Crap, another season of “Jersey Shore” is on air already? Weren’t they just in Miami last week? (Oh, wait, that was the New Year’s Eve “Jersey Shore” marathon that I watched.) For the third season, the gang is back in Seaside Heights, NJ. You have to hand it to these crazy kids that their livers are still functioning! Let’s see what we can expect from the season ahead of us…
This is what we learned from the trailer:
- Snooki’s friend Deena has moved to the shore house. Like Snooki, she’s 4-foot-tall with unnaturally tan skin. (I would have preferred Ryder, who I always thought was a less-pretty Taylor Swift, but whatever.) This class act strips for The Situation and shows him her lady parts on the very first night. Girl, if you were gonna show someone your goodies, why’d you go for the biggest douchebag in the household?
- Snooki gets wasted in broad daylight … and then gets arrested.
- JWoww screams at her boyfriend and slams down the duck phone repeatedly. But what else is new?
- Sammi gets in another screaming match with the other girls in the house and she and JWoww throw fists again. Actually, it’s more like hair-pulling and fake nails. But it’s still kind of scary because I get the feeling if one of the guys doesn’t step in and pull them apart, JWoww is aggressive enough to really hurt her.
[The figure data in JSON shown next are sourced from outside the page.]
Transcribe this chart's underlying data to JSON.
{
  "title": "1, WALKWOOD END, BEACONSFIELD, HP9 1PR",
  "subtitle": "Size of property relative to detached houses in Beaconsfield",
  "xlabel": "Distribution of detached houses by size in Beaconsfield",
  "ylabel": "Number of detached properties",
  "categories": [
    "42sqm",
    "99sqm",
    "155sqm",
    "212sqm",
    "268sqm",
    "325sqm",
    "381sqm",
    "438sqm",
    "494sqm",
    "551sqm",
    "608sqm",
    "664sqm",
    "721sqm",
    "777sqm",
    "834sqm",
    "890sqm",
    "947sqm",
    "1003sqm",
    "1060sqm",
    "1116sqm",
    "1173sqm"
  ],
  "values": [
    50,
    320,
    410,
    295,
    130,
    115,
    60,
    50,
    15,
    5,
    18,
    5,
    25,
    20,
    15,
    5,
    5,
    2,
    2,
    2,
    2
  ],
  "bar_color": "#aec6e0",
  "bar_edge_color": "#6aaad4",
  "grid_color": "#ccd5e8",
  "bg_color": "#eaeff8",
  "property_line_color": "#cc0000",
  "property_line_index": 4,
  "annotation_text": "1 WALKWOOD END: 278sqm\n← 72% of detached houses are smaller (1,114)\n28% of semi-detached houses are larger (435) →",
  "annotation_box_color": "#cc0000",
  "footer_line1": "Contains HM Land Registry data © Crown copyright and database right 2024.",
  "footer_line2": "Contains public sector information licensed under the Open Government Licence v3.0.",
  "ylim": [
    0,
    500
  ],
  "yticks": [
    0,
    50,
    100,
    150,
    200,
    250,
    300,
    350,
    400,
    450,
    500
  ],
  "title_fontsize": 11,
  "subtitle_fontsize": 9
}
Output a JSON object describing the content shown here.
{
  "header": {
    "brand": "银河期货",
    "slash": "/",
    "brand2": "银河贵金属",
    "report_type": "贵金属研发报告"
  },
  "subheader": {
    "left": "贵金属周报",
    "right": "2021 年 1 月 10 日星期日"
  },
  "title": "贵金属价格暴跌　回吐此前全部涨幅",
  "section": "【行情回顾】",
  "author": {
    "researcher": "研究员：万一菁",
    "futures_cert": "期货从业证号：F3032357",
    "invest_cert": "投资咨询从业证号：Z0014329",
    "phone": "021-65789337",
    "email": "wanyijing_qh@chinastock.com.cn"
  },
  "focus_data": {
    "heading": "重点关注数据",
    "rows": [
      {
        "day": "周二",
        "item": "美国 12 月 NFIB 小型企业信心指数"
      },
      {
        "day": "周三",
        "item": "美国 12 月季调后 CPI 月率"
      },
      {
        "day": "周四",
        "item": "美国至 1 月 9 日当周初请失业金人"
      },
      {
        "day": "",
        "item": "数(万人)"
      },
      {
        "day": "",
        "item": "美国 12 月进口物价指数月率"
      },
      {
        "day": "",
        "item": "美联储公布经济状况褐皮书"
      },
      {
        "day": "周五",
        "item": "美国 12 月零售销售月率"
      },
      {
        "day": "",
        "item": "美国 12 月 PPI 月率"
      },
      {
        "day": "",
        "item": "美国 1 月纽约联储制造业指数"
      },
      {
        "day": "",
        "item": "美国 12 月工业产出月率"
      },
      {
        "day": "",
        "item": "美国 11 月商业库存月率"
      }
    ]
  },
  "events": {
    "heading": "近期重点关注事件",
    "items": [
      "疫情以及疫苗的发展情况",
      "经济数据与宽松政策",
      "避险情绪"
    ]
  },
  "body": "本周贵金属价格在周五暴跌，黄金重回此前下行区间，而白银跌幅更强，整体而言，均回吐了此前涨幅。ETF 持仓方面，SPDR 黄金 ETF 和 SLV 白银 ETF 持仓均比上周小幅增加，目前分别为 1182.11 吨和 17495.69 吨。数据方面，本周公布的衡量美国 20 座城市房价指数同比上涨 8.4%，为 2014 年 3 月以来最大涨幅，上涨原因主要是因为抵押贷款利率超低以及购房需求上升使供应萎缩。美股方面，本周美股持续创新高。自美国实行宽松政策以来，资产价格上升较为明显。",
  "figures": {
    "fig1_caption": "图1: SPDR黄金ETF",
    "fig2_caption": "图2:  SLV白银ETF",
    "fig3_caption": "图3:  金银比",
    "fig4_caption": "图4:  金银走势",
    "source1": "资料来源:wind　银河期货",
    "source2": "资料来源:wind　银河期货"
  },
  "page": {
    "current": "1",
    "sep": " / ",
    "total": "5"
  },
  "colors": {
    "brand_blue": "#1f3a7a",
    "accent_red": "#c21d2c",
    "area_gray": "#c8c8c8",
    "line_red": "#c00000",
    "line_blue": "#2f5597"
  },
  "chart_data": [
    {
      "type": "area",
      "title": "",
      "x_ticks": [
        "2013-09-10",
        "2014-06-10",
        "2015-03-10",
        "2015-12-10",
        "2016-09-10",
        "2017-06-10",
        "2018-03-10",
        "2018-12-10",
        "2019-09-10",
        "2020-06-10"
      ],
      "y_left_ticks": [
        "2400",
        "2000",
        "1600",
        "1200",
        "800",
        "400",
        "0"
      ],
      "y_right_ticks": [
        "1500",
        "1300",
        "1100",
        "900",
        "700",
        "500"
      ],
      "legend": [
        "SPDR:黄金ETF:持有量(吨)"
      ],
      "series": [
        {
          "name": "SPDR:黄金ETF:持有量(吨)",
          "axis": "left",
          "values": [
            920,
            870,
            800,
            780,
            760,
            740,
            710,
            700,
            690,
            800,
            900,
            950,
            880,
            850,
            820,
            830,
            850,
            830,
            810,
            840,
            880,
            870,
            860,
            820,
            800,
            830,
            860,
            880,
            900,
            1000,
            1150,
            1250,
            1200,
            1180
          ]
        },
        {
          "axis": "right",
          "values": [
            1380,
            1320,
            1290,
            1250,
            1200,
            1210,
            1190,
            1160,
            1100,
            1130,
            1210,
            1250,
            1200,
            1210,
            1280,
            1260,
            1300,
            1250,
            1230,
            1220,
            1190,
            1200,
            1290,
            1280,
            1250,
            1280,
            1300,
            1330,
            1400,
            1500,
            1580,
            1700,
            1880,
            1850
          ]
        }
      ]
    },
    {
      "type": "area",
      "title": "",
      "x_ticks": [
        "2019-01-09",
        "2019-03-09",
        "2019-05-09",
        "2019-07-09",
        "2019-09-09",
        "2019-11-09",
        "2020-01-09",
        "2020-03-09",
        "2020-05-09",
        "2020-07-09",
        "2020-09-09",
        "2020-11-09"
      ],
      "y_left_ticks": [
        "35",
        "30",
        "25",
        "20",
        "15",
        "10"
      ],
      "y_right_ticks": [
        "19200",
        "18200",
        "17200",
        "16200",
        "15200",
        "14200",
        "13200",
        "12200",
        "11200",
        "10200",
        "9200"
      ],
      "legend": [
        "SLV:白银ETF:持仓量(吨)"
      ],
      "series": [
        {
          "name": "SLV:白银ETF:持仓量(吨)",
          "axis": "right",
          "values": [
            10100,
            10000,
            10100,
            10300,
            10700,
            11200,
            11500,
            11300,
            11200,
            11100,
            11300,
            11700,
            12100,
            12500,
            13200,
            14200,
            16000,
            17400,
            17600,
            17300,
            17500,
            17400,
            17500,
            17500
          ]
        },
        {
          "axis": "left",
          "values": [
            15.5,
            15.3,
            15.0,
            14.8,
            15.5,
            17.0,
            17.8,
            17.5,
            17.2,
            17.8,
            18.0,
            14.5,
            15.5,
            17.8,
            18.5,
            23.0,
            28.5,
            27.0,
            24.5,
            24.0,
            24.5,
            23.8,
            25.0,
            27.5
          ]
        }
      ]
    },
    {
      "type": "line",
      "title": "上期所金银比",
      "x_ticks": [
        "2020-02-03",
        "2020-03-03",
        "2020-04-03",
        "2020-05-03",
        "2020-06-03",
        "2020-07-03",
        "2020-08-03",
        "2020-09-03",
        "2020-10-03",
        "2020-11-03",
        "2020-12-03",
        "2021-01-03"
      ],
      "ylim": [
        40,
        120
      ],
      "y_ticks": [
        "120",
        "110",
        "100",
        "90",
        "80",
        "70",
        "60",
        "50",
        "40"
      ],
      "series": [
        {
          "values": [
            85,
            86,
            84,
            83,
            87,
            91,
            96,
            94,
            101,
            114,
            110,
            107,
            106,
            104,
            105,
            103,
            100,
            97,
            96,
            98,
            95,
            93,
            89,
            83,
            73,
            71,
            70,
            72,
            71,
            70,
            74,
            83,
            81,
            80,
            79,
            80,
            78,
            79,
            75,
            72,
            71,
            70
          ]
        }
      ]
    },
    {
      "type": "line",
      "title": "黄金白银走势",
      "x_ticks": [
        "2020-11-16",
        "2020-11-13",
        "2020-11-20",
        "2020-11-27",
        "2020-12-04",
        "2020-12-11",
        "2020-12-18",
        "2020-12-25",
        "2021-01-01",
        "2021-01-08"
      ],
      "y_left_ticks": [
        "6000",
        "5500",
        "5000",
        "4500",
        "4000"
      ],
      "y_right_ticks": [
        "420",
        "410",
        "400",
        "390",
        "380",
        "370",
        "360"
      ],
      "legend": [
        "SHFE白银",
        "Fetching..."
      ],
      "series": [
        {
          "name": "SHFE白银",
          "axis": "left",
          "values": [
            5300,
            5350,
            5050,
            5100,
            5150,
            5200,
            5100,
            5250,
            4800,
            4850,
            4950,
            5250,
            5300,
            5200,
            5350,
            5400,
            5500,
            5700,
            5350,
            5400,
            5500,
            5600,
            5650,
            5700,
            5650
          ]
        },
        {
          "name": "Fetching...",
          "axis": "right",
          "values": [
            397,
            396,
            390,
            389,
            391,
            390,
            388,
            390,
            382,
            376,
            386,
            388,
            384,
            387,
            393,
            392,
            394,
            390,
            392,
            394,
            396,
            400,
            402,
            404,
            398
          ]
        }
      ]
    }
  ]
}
- Sammi punches Ronnie in the face, packs up her stuff and leaves, reportedly after Ronnie’s cheating/lying/douchebaggery appeared on air last summer. As much as I don’t condone violence, especially not domestic violence, part of me thinks, “Finally!” when she actually lashes out at him instead of just eating up his lies like an idiot. Looks like she actually has a backbone after all. Sorry, girl, but you were fairly warned by The Infamous Note.
And from the New Year’s Eve sneak peek we learned:
- Deena seems kind of annoying.
Hey, don’t worry if you miss “Jersey Shore”‘s season three premiere tonight … or the whole season. Rest assured, a pouf-less Snooki thinks the cast could go on and do this their whole lives.